Si era arruolato volontario nell'Aeronautica
e nel 1941 era stato destinato, come radiotelegrafista, a
Rodi nell'Egeo. L'anno dopo, Levitz era stato
trasferito all'aeroporto di Maritsa e qui si trovava
quando, l'8 settembre del 1943, il governo Badoglio
annunciò l'armistizio. Il giovane aviere era riuscito a
sfuggire alla cattura da parte dei tedeschi e si era dato
alla macchia. Quando incontrò casualmente un suo
compagno, già militante nella Resistenza greca, l'amico
gli propose di mettere a frutto la sua esperienza in
comunicazioni. Gli suggerì di farsi assumere dalla
stazione radio tedesca locale, allo scopo di trasmettere
segretamente informazioni al Comando inglese. Levitz
accettò con entusiasmo, finse di mettersi a disposizione
dei tedeschi e, per quasi un anno, assolse con grande
audacia al rischiosissimo compito che si era assunto.

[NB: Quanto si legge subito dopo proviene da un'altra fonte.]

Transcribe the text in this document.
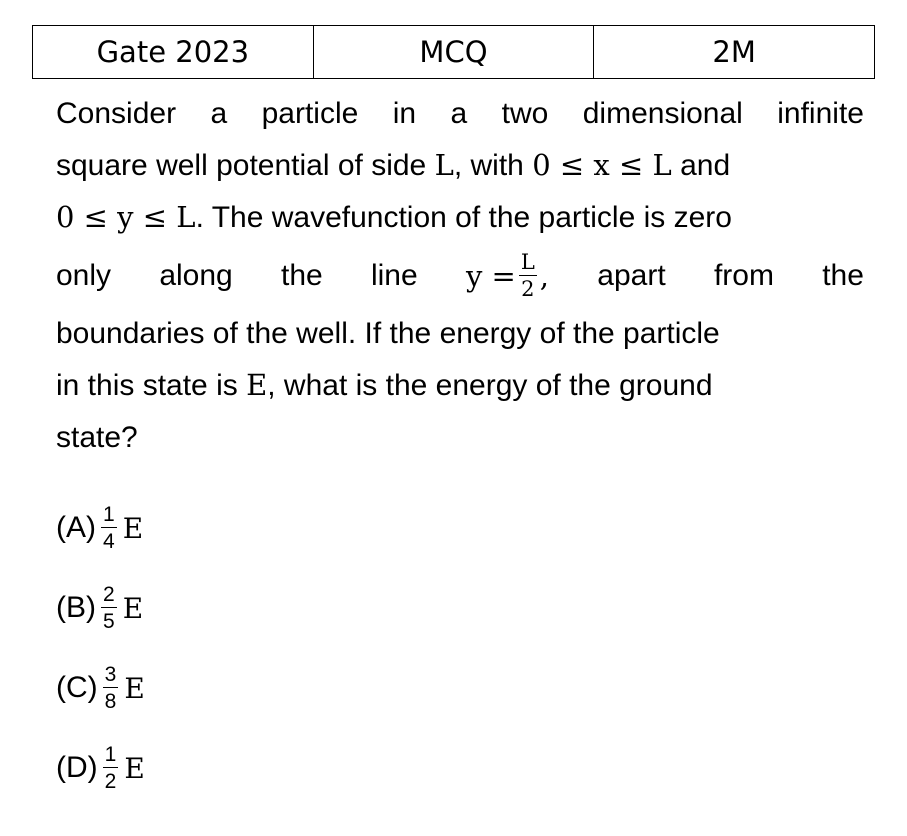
Gate 2023	MCQ	2M
Consider a particle in a two dimensional infinite
square well potential of side L, with 0 ≤ x ≤ L and
0 ≤ y ≤ L. The wavefunction of the particle is zero
only along the line $y = \frac{L}{2}$ , apart from the
boundaries of the well. If the energy of the particle
in this state is E, what is the energy of the ground
state?
$(A) \frac{1}{4}$ E
$(B) \frac{2}{5}$ E
$(C) \frac{3}{8}$ E
$(D) \frac{1}{2}$ E
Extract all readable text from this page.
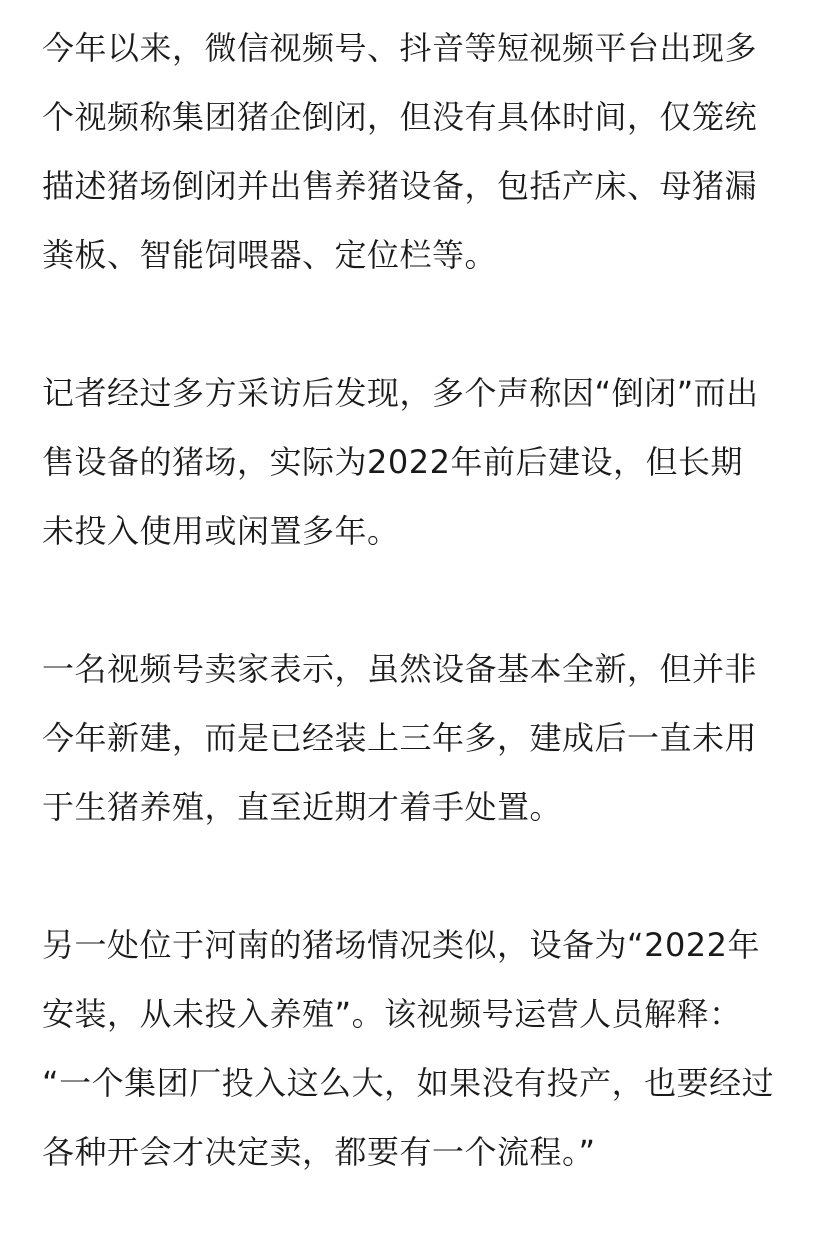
今年以来，微信视频号、抖音等短视频平台出现多
个视频称集团猪企倒闭，但没有具体时间，仅笼统
描述猪场倒闭并出售养猪设备，包括产床、母猪漏
粪板、智能饲喂器、定位栏等。

记者经过多方采访后发现，多个声称因“倒闭”而出
售设备的猪场，实际为2022年前后建设，但长期
未投入使用或闲置多年。

一名视频号卖家表示，虽然设备基本全新，但并非
今年新建，而是已经装上三年多，建成后一直未用
于生猪养殖，直至近期才着手处置。

另一处位于河南的猪场情况类似，设备为“2022年
安装，从未投入养殖”。该视频号运营人员解释：
“一个集团厂投入这么大，如果没有投产，也要经过
各种开会才决定卖，都要有一个流程。”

Purtroppo i servizi di sicurezza nazisti finirono per
scoprire la vera attività del coraggioso
radiotelegrafista italiano. Arrestato, Levitz venne a
lungo sottoposto a tortura, perché dicesse dei suoi
collegamenti con la Resistenza; ma il giovane non parlò e
fu consegnato al plotone d'esecuzione.